Beer, which is levied with 50 percent, will be taxed with 55 percent from January 1, 2016, and 60 percent from January 1, 2017. The tax will be increased by another 5 percent in 2018, he added.

The SCT on liquor will increase to 65 percent in the beginning of 2016.

In addition, the NA Committee members proposed to assess the feasibility of collecting SCT from liquor household producers directly. It also pointed to the need to intensify efforts to eradicate smuggling, counterfeit products and low quality alcoholic beverages.

Alcohol consumption is not only damaging to individuals’ health, but causes a number of social problems, including violence, social disturbances and traffic accidents. Vietnam is the third largest per-capita consumer of beer in Asia behind China and Japan. Last year, the country consumed 3 billion liters.

In Vietnam, approximately 15 million people are smokers, with millions of others, including children, being forced to breathe second-hand smoke. Cigarettes killed 40,000 people in 2008, and the Ministry of Health expects the number to rise to 50,000 by 2023.

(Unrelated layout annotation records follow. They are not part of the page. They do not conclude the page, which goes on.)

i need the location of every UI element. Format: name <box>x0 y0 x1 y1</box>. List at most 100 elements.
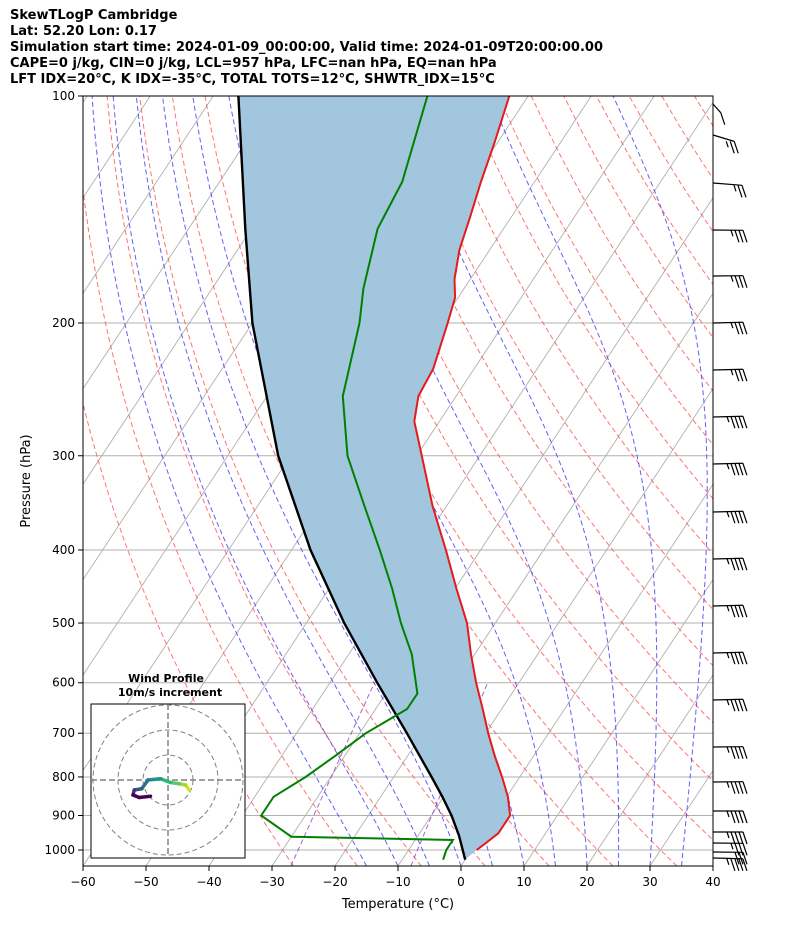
wind-barb-staff <box>712 182 743 186</box>
isotherm-line <box>712 865 713 866</box>
wind-barb-half-flag <box>730 843 734 850</box>
wind-barb-flag <box>720 112 726 125</box>
isotherm-line <box>271 197 713 866</box>
wind-profile-inset: Wind Profile 10m/s increment <box>90 672 246 859</box>
wind-barb-staff <box>712 368 743 371</box>
wind-barb-flag <box>742 558 748 571</box>
y-tick-label: 800 <box>52 770 75 784</box>
wind-barb-flag <box>734 858 740 871</box>
x-tick-label: −10 <box>385 875 410 889</box>
indices-line-1: CAPE=0 j/kg, CIN=0 j/kg, LCL=957 hPa, LF… <box>10 56 497 71</box>
wind-barb-flag <box>734 781 740 794</box>
wind-barb-half-flag <box>726 781 730 788</box>
wind-barb-flag <box>738 810 744 824</box>
wind-barb <box>712 134 739 154</box>
wind-barb <box>712 229 748 243</box>
wind-barb-half-flag <box>726 810 730 818</box>
location-line: Lat: 52.20 Lon: 0.17 <box>10 24 157 39</box>
hodograph-segment <box>146 777 163 782</box>
wind-barb-staff <box>712 134 735 142</box>
wind-barb-flag <box>734 463 740 476</box>
x-tick-label: 10 <box>516 875 531 889</box>
isotherm-line <box>83 96 214 295</box>
x-tick-label: −60 <box>70 875 95 889</box>
wind-barb-staff <box>712 510 743 513</box>
wind-barb <box>712 462 748 476</box>
wind-barb-flag <box>742 746 748 759</box>
dry-adiabat <box>400 96 713 611</box>
cin-shading <box>238 96 511 860</box>
wind-barb-flag <box>734 275 740 288</box>
wind-barb-flag <box>738 699 744 712</box>
wind-barb <box>713 810 748 824</box>
wind-barb-flag <box>742 230 748 243</box>
wind-barb-half-flag <box>725 141 729 148</box>
moist-adiabat <box>91 96 367 866</box>
y-tick-label: 600 <box>52 676 75 690</box>
dry-adiabat <box>83 185 358 866</box>
y-tick-label: 700 <box>52 726 75 740</box>
dry-adiabat <box>498 96 713 446</box>
hodograph-segment <box>137 794 153 800</box>
isotherm-line <box>83 96 88 104</box>
wind-barb-flag <box>734 230 740 243</box>
x-tick-label: −20 <box>322 875 347 889</box>
wind-barb-staff <box>712 321 743 324</box>
wind-barb <box>713 831 748 845</box>
isotherm-line <box>83 96 277 390</box>
mixing-ratio-line <box>290 682 375 866</box>
x-tick-label: −40 <box>196 875 221 889</box>
moist-adiabat <box>612 96 708 866</box>
dewpoint-profile-line <box>259 96 455 861</box>
dry-adiabat <box>139 96 486 866</box>
wind-barb-flag <box>730 781 736 794</box>
wind-barb-flag <box>737 185 743 198</box>
wind-barb-flag <box>738 511 744 524</box>
wind-barb-flag <box>738 781 744 794</box>
wind-barb-half-flag <box>726 858 730 865</box>
wind-barb-flag <box>733 141 739 154</box>
wind-barb-half-flag <box>726 511 730 518</box>
dry-adiabat <box>335 96 713 724</box>
wind-barb-flag <box>730 558 736 571</box>
wind-barb <box>712 698 748 712</box>
x-tick-label: 20 <box>579 875 594 889</box>
wind-barb-half-flag <box>730 275 734 282</box>
isotherm-line <box>776 96 794 866</box>
moist-adiabat <box>326 96 588 866</box>
wind-barb-flag <box>738 416 744 429</box>
dry-adiabat <box>760 96 794 866</box>
wind-barb-flag <box>742 699 748 712</box>
wind-barb-flag <box>738 230 744 243</box>
wind-barb-flag <box>730 463 736 476</box>
moist-adiabat <box>272 96 556 866</box>
y-tick-label: 900 <box>52 809 75 823</box>
wind-barb-flag <box>730 699 736 712</box>
inset-title: Wind Profile <box>128 672 204 685</box>
x-tick-label: 0 <box>457 875 465 889</box>
x-tick-label: 40 <box>705 875 720 889</box>
wind-barb-flag <box>741 185 747 198</box>
wind-barb <box>712 746 748 759</box>
wind-barb-flag <box>742 843 748 856</box>
x-tick-label: −50 <box>133 875 158 889</box>
wind-barb-flag <box>734 831 740 845</box>
wind-barb-flag <box>734 699 740 712</box>
wind-barb <box>712 651 748 665</box>
wind-barb-flag <box>742 463 748 476</box>
wind-barb-flag <box>742 831 748 845</box>
wind-barb-flag <box>738 746 744 759</box>
wind-barb-flag <box>742 810 748 824</box>
wind-barb <box>712 275 748 288</box>
wind-barb-flag <box>742 275 748 288</box>
y-axis-label: Pressure (hPa) <box>19 434 34 527</box>
y-tick-label: 1000 <box>44 843 75 857</box>
wind-barb-flag <box>738 275 744 288</box>
wind-barb-flag <box>734 843 740 856</box>
wind-barb <box>712 557 748 571</box>
x-tick-label: 30 <box>642 875 657 889</box>
wind-barb-flag <box>734 511 740 524</box>
x-axis-label: Temperature (°C) <box>341 897 454 912</box>
wind-barb-half-flag <box>726 416 730 423</box>
wind-barb-flag <box>730 416 736 429</box>
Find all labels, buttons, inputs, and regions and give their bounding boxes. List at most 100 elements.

In 2013, the Prime Minister issued a decision approving the national strategy on tobacco harm control and prevention to 2020, which sets out a target of reducing smoking among young people to 18 percent by 2020 from 26 percent at present. The strategy also targets reducing the male smoking rate to 39 percent from 47.4 percent while lowering the female rate to 1.4 percent.